Un plan para cambiar el modelo económico en diez años

Son varias las propuestas de cambio que propone el estudio. Una de ellas sería declarar toda Baleares como zona tensionada para aplicar la ley estatal de la vivienda y limitar la subida de los alquileres. Además, debería prohibirse la construcción del suelo rústico, a excepción de las actividades agrarias. También se propone regular la creación de granjas solares pero protegiendo el suelo rústico, a la vez que se debería destinar más recursos a la construcción de vivienda pública, que debería destinarse al mercado del alquiler protegido.

En el aspecto medio ambiental se propone desarrollar una política que fomente el transporte público y reduzca el uso del coche particular. Debería aplicarse un mayor interés en conseguir cumplir los objetivos europeos de la Agenda 2030, a través del desarrollo de la ley de cambio climático, la ley de residuos, así como otras normativas que han sido revertidas por el actual gobierno.

También se propone reducir las emisiones de carbono y producir, al menos, la mitad de la energía a través de renovables.

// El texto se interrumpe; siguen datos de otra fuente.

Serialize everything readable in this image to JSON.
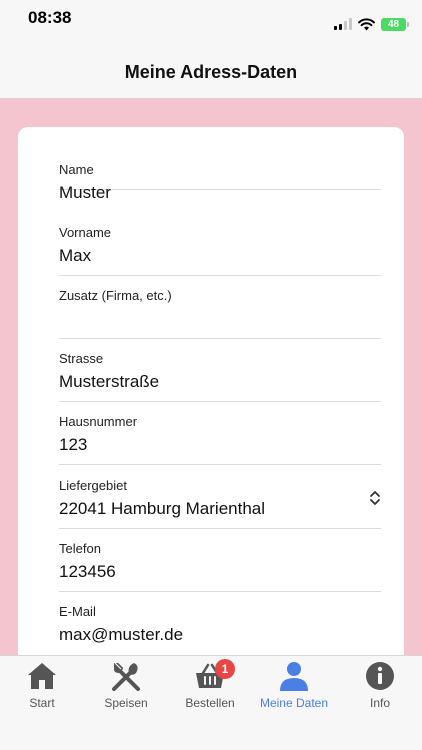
{
  "status_bar": {
    "time": "08:38",
    "battery": "48"
  },
  "header": {
    "title": "Meine Adress-Daten"
  },
  "form": {
    "fields": [
      {
        "label": "Name",
        "value": "Muster"
      },
      {
        "label": "Vorname",
        "value": "Max"
      },
      {
        "label": "Zusatz (Firma, etc.)",
        "value": ""
      },
      {
        "label": "Strasse",
        "value": "Musterstraße"
      },
      {
        "label": "Hausnummer",
        "value": "123"
      },
      {
        "label": "Liefergebiet",
        "value": "22041 Hamburg Marienthal"
      },
      {
        "label": "Telefon",
        "value": "123456"
      },
      {
        "label": "E-Mail",
        "value": "max@muster.de"
      }
    ]
  },
  "tabbar": {
    "active_color": "#4a7fe6",
    "tabs": [
      {
        "label": "Start",
        "icon": "home-icon"
      },
      {
        "label": "Speisen",
        "icon": "cutlery-icon"
      },
      {
        "label": "Bestellen",
        "icon": "basket-icon",
        "badge": "1"
      },
      {
        "label": "Meine Daten",
        "icon": "user-icon"
      },
      {
        "label": "Info",
        "icon": "info-icon"
      }
    ]
  }
}
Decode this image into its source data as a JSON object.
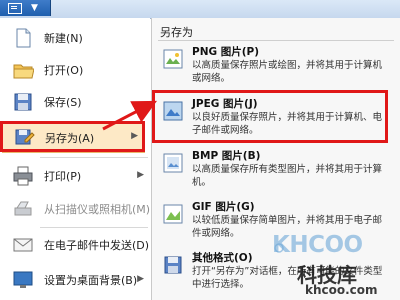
{
  "left_menu": {
    "items": [
      {
        "label": "新建(N)",
        "icon": "new-file-icon"
      },
      {
        "label": "打开(O)",
        "icon": "open-folder-icon"
      },
      {
        "label": "保存(S)",
        "icon": "save-disk-icon"
      },
      {
        "label": "另存为(A)",
        "icon": "save-as-icon"
      },
      {
        "label": "打印(P)",
        "icon": "printer-icon"
      },
      {
        "label": "从扫描仪或照相机(M)",
        "icon": "scanner-icon"
      },
      {
        "label": "在电子邮件中发送(D)",
        "icon": "email-icon"
      },
      {
        "label": "设置为桌面背景(B)",
        "icon": "desktop-background-icon"
      }
    ]
  },
  "right_pane": {
    "title": "另存为",
    "options": [
      {
        "title": "PNG 图片(P)",
        "desc": "以高质量保存照片或绘图，并将其用于计算机或网络。",
        "icon": "png-icon"
      },
      {
        "title": "JPEG 图片(J)",
        "desc": "以良好质量保存照片，并将其用于计算机、电子邮件或网络。",
        "icon": "jpeg-icon"
      },
      {
        "title": "BMP 图片(B)",
        "desc": "以高质量保存所有类型图片，并将其用于计算机。",
        "icon": "bmp-icon"
      },
      {
        "title": "GIF 图片(G)",
        "desc": "以较低质量保存简单图片，并将其用于电子邮件或网络。",
        "icon": "gif-icon"
      },
      {
        "title": "其他格式(O)",
        "desc": "打开“另存为”对话框，在所有可能的文件类型中进行选择。",
        "icon": "other-formats-icon"
      }
    ]
  },
  "watermark": {
    "brand": "KHCOO",
    "site_cn": "科技库",
    "url": "khcoo.com"
  },
  "colors": {
    "highlight": "#e01818",
    "titlebar": "#1f5fae"
  }
}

Otro aspecto de aspecto importante en esta transición hacia otro modelo social implican grandes medidas económicas. Una de ellas sería aflorar la economía sumergida, a la vez que se debería fomentar los servicios públicos para apoyar el trabajo del cuidado de familiares.

Otro aspecto fundamental es la financiación. Desde el Fòrum se apuesta por conseguir fondos, tanto internos, del Estado, como de la Unión Europea. Y entre otras medidas se propone aumentar en un 150% el impuesto turístico, y crear un tributo especial sobre la riqueza que acumulan las grandes fortunas, que supondría un ingreso de 350 millones de euros. También se propone un impuesto específico para los coches de alquiler, que generaría 40 millones de ingresos, aumentar el fondo de insularidad, condonar una parte de la deuda económica y reclamar al Estado que aumente para Baleares el porcentaje de la recaudación del IRPF y del Iva.

Los autores del informe aseguran que sin una planificación estratégica, basada en datos, no se puede transitar hacia un cambio de modelo económico, que pasa por reducir el peso del turismo y compensar esta pérdida con otras actividades económicas mucho más sostenibles. Sobre la industria turística se reclama la eliminación de las plazas obsoletas y la prohibición del alquiler turístico. El objetivo de este plan es lograr una distribución más justa de la riqueza.